Each route takes about half an hour on its own, so the entire experience runs up to 90 minutes. As they are independent of each other, you need not experience all three routes in one sitting if you wish. If the moment triggers your memory and nostalgia grabs hold of you, you can share your own stories through the 15 Stories app on Facebook, as well as revel in the recollections of others. In this day and age, a walk down memory lane does entail more than just a single platform.
Details
The 15 Stations app will be available for both iOS and Android from 16 June 2015. Smartphones are available on loan to visitors should they not have one of their own. The app is site-specific, and the 15 Stations Augmented Reality Memory Tour may be taken at Tanjong Pagar Railway Station on: 17 June (Opening 7pm-10pm), 18 June-4 July (Tues-Sat 12pm-10pm, Sun 12pm-6pm, Mon closed)
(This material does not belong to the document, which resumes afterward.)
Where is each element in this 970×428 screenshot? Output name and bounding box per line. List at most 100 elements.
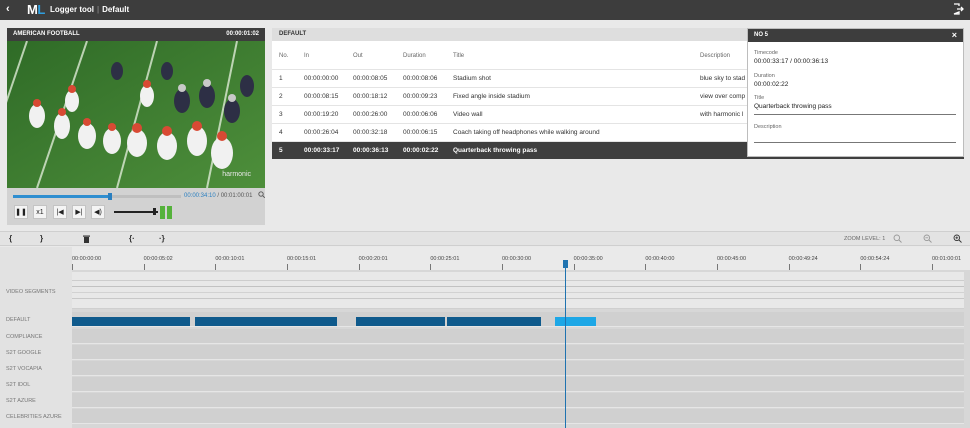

The O.P.E.N. Pass costs S$45 via SISTC and will entitle you to attend all the concerts, films, salons (artists’ talks and symposiums) and exhibitions at The O.P.E.N., including 15 Stations. Local and international students, NSFs and senior citizens 55 and above qualify for a concession price of S$25. Pre-registration at sifa.sg/theopen is required. A limited number of single entry tickets at $10 per show is available at the door.
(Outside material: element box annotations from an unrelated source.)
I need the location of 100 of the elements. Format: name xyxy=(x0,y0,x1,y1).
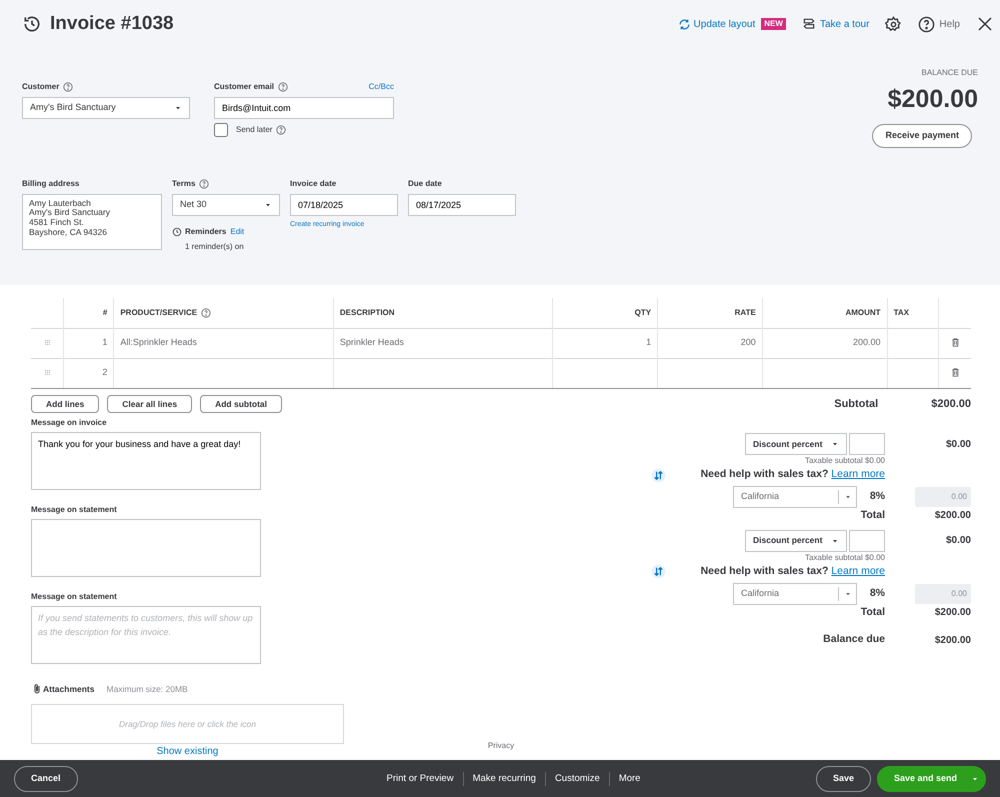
subtotal-value: $200.00 xyxy=(931,396,971,412)
cc-bcc-link[interactable]: Cc/Bcc xyxy=(368,80,394,92)
signpost-icon xyxy=(802,17,816,32)
learn-more-link[interactable]: Learn more xyxy=(831,564,885,577)
tax-rate-text: 8% xyxy=(868,586,885,601)
settings-icon[interactable] xyxy=(885,16,902,33)
column-header: RATE xyxy=(734,308,756,317)
footer-action-button[interactable]: Customize xyxy=(544,772,609,786)
tax-amount-field: 0.00 xyxy=(915,584,971,604)
privacy-text: Privacy xyxy=(488,740,514,752)
tax-rate-dropdown[interactable]: California xyxy=(733,582,857,604)
message-field[interactable]: If you send statements to customers, this will show up as the description for this invoice. xyxy=(31,606,261,664)
taxable-subtotal-text: Taxable subtotal $0.00 xyxy=(804,552,885,564)
drag-handle-icon[interactable] xyxy=(42,338,52,348)
field-label: Invoice date xyxy=(290,178,338,190)
edit-link[interactable]: Edit xyxy=(230,226,244,238)
balance-due-amount: $200.00 xyxy=(888,84,978,114)
help-icon[interactable] xyxy=(201,308,212,318)
message-label: Message on statement xyxy=(31,504,118,516)
save-button[interactable]: Save xyxy=(816,766,871,792)
reminders-status: 1 reminder(s) on xyxy=(185,240,245,252)
help-link[interactable]: Help xyxy=(918,16,960,33)
balance-due-label: BALANCE DUE xyxy=(922,66,978,78)
field-label: Customer email xyxy=(214,80,274,92)
line-action-button[interactable]: Add subtotal xyxy=(200,394,282,414)
table-cell: 200 xyxy=(740,337,756,348)
clock-icon xyxy=(172,226,182,236)
total-value: $200.00 xyxy=(934,606,971,620)
total-value: $200.00 xyxy=(934,509,971,524)
trash-icon[interactable] xyxy=(950,337,961,348)
sales-tax-help-text: Need help with sales tax? Learn more xyxy=(700,564,885,579)
checkbox-label: Send later xyxy=(236,124,272,136)
column-header: QTY xyxy=(634,308,652,317)
message-field[interactable]: Thank you for your business and have a great day! xyxy=(31,432,261,490)
column-header: TAX xyxy=(894,308,909,317)
tax-rate-text: 8% xyxy=(868,489,885,504)
send-later-checkbox[interactable] xyxy=(214,122,228,136)
caret-icon xyxy=(844,493,852,501)
invoice-title: Invoice #1038 xyxy=(50,12,174,36)
balance-due-value: $200.00 xyxy=(934,634,971,648)
message-label: Message on statement xyxy=(31,591,118,604)
sort-arrows-icon[interactable] xyxy=(651,564,666,580)
discount-amount: $0.00 xyxy=(944,534,971,548)
discount-amount: $0.00 xyxy=(944,438,971,452)
learn-more-link[interactable]: Learn more xyxy=(831,468,885,480)
sales-tax-help-text: Need help with sales tax? Learn more xyxy=(700,467,885,482)
help-icon[interactable] xyxy=(63,82,74,92)
drag-handle-icon[interactable] xyxy=(42,368,52,378)
help-icon xyxy=(918,16,936,33)
line-action-button[interactable]: Clear all lines xyxy=(107,394,192,414)
message-label: Message on invoice xyxy=(31,417,108,430)
terms-dropdown[interactable]: Net 30 xyxy=(172,194,280,216)
billing-address-field[interactable]: Amy Lauterbach Amy's Bird Sanctuary 4581 Finch St. Bayshore, CA 94326 xyxy=(22,194,162,250)
update-layout-link[interactable]: Update layout xyxy=(678,16,756,32)
take-tour-link[interactable]: Take a tour xyxy=(802,16,870,32)
footer-action-button[interactable]: More xyxy=(608,772,650,786)
receive-payment-button[interactable]: Receive payment xyxy=(872,124,972,148)
help-icon[interactable] xyxy=(199,178,210,188)
table-cell: 1 xyxy=(102,337,108,348)
email-field[interactable]: Birds@Intuit.com xyxy=(214,96,394,118)
max-size-text: Maximum size: 20MB xyxy=(106,682,188,696)
tax-amount-field: 0.00 xyxy=(915,487,971,507)
footer-action-button[interactable]: Make recurring xyxy=(462,772,545,786)
customer-dropdown[interactable]: Amy's Bird Sanctuary xyxy=(22,96,190,118)
taxable-subtotal-text: Taxable subtotal $0.00 xyxy=(804,455,885,468)
attachments-label: Attachments xyxy=(43,682,94,696)
field-label: Customer xyxy=(22,80,60,92)
table-cell: All:Sprinkler Heads xyxy=(120,337,197,348)
due-date-field[interactable]: 08/17/2025 xyxy=(408,194,516,216)
subtotal-label: Subtotal xyxy=(834,396,878,412)
column-header: PRODUCT/SERVICE xyxy=(120,308,198,317)
show-existing-link[interactable]: Show existing xyxy=(156,746,218,758)
close-icon[interactable] xyxy=(976,15,994,34)
trash-icon[interactable] xyxy=(950,367,961,378)
column-header: DESCRIPTION xyxy=(340,308,395,317)
balance-due-text: Balance due xyxy=(823,632,885,648)
discount-dropdown[interactable]: Discount percent xyxy=(745,433,847,456)
table-cell: 200.00 xyxy=(853,337,881,348)
invoice-date-field[interactable]: 07/18/2025 xyxy=(290,194,398,216)
tax-rate-dropdown[interactable]: California xyxy=(733,486,857,508)
discount-value-field[interactable] xyxy=(849,530,885,552)
new-badge: NEW xyxy=(761,18,786,30)
table-cell: Sprinkler Heads xyxy=(340,337,404,348)
history-icon xyxy=(22,14,42,34)
sort-arrows-icon[interactable] xyxy=(651,468,666,483)
field-label: Terms xyxy=(172,178,196,190)
cancel-button[interactable]: Cancel xyxy=(14,766,78,792)
message-field[interactable] xyxy=(31,519,261,578)
column-header: # xyxy=(102,308,108,317)
reminders-label: Reminders xyxy=(185,226,226,238)
field-label: Due date xyxy=(408,178,443,190)
discount-dropdown[interactable]: Discount percent xyxy=(745,530,847,552)
footer-action-button[interactable]: Print or Preview xyxy=(378,772,463,786)
help-icon[interactable] xyxy=(278,82,288,92)
refresh-icon xyxy=(678,18,691,31)
line-action-button[interactable]: Add lines xyxy=(31,394,100,414)
help-icon[interactable] xyxy=(276,124,286,134)
discount-value-field[interactable] xyxy=(849,433,885,456)
column-header: AMOUNT xyxy=(845,308,881,317)
field-label: Billing address xyxy=(22,178,80,190)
The O.P.E.N. Pass will entitle the pass-holder to attend: (1) 15 Stations Augmented Reality Memory Tour (2) Concert by indie artist, iNCH (3) Concert by audio-visual collective Syndicate SG (4) THE PRICE OF NEGLECT, photo exhibition by award-winning environmental photojournalist, Lu Guang (5) Artist talk by Lu Guang (6) The Arrival of Vasco da Gama, photographic recreation by Pushpamala N. (7) Avega, the Passion, Artist Talk by Pushpamala N. (8) Show me the World Symposium, Talks and Presentations on Curatorial Practice in the Performing Arts (9) The Role of Tomorrow’s Architects, 2015 Keynote Insight by Toyo Ito, Pritzker Prize-winning Japanese architect (10) Dance Marathon – OPEN WITH A PUNK SPIRIT! Reflections on Contemporary Dance and Archives by two Japanese dance experts (11) A line-up of 14 international films, many of which are showing for the first time in Singapore, and award-winning. Note that the four performances in The O.P.E.N. are separately ticketed.
**Trivia: The number 15 denotes the 15 pit stops or stations available on site. 15 is also 1932 added together; 1932 being the year the station was established. Noorlinah says that numbers play an important part in a life of a railway station – time, dates, ticket numbers, seat numbers, train numbers, which makes the use of numbers in the name appropriate.